One King’s Way by Harry Harrison. Chapter 18, 19, 20

Cuthred slouched from his place near the bow. No-one had ventured to ask him to row. He had an axe in his hand. Standing over the fire-arrow, he smashed three strokes down through the Walrus’s frail planking, bent over the side, thrust the bolt further through till the blazing head stood well out from the ship’s inner side. Swung the axe again, shearing through the thick wood with one blow. Picked up the severed head, ignoring the flames that ran up his arm, tossed it over the side. As Cuthred turned sneering to Brand, Shef realized that the ship behind them had yawed again.

Machine-war, he thought sickly. It comes too fast. Even a brave man wants to stop, to shout “Wait till I’m ready!” Helplessly, he saw the mule-stone come blurring towards him, again seeming to come directly at him, not the ship, him personally, aiming for his rib-cage, to shatter the thin bones and crush out the heart.

The stone hit the water thirty yards short, bounced like a child’s skimming-stone, bounced again, and hit the Walrus like a hammer just forward of the steering-oar. Planks stove, a rowing-bench hurled from its socket, green water poured through. But only a hole, not the complete shattering and disintegration of a ship struck on keel or stem-post.

You were a king before, Shef told himself. Now they say you are an over-king. And what are you doing? Cringing. Waiting for help from a madman. This is not the way for a leader. You have destroyed men from a distance before. You never thought how you would behave when the other side had all the machines.

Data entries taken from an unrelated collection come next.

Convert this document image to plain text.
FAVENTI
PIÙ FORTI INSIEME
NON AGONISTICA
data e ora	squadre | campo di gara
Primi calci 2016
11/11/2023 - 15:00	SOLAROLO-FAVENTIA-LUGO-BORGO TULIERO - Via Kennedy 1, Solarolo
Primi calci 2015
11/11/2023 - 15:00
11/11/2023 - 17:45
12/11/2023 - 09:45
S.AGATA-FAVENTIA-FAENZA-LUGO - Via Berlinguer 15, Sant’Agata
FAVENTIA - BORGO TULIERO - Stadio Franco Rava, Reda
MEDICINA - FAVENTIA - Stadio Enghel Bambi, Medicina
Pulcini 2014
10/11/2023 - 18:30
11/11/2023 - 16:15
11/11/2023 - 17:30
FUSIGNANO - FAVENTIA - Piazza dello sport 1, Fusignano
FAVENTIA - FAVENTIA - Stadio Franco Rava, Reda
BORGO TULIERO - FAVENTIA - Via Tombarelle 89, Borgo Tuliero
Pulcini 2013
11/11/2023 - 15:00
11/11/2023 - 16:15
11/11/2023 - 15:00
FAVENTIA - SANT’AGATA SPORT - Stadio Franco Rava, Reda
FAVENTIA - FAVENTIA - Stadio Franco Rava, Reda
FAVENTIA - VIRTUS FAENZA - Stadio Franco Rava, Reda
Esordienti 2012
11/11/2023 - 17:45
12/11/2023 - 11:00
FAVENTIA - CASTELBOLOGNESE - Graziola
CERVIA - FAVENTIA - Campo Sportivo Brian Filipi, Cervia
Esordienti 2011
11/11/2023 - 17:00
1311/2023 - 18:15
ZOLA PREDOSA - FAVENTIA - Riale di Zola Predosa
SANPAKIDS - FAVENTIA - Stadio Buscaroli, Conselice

Shef stepped up to the stern again, leaving the others to deal with the leak. Ragnhild’s ship was still coming on behind them, while men worked to wind their machines, prepare for their next shots. One or other would sink them, once they had learnt to hold their hand till they were in proper range. Meanwhile they had come back under full sail almost to their starting-place. Shef could see a crowd down by the Thing-harbor, watching them. And just in front lay the island, the Gula-ey, on which the Thing itself had been held in years gone by. Shef eyed the narrow channel between it and the shore, considered the size of Halvdan’s warship, remembered the trick Sigurth Snake-eye had played on him. He did not think an experienced Viking skipper would fall for that one.

He caught Brand by the shoulder, pointed. “Take us through there.”

Brand opened his mouth to argue, closed it as he caught the tone of utter certainty in Shef’s voice. Silently he leant on the oar, steered between rocks, waved peremptorily to Guthmund to follow. After a few moments he ventured to say, “We’ll lose the wind in a moment.”

“All right.” Shef was watching the ship behind. As he expected, she had shifted course. Not going to follow. Going to go round the island to the left as they had to the right. Take the wind on the beam, keep up speed, overhaul the two ships she was pursuing, destroy them at close range. Probably their skipper thought his enemies intended to beach and escape on foot. Ragnhild would have a plan for that too.

But for a few moments the island would be between them.

“On the word,” said Shef quietly, “furl sail, turn, and row back as fast as ever you can. Once we’re past it’ll be a rowing match. With a ship that size and with that much extra weight, we’re bound to win.”

“Unless she just sits and waits for us. Then we’re rowing back to face catapults at fifty yards.”

Shef nodded. “Turn now.”

The Walrus and Seamew turned together, began to row back, the men at the oars heaving in an intent silence. The only noise they could hear Shef realized, was the hum of voices on the shore a hundred yards away. He hoped pointing fingers would not give his plan away. What Brand said was right. This was like two children chasing each other round a kitchen table. If the chaser just stopped, the one who doubled back would run right into him. Shef did not think the chaser would stop. That ship there, however experienced the skipper, was commanded by Ragnhild, he knew. She would not stop to think. She wanted to run him down. Besides that, he had seen the men lining the bulwarks, waving weapons and shouting. They had acquired machines, but they did not think like machine-warriors yet. Their instinct and training was to close and overwhelm, to break the line by force and weight. Not to sit back and shoot from a distance, use their weapons’ range.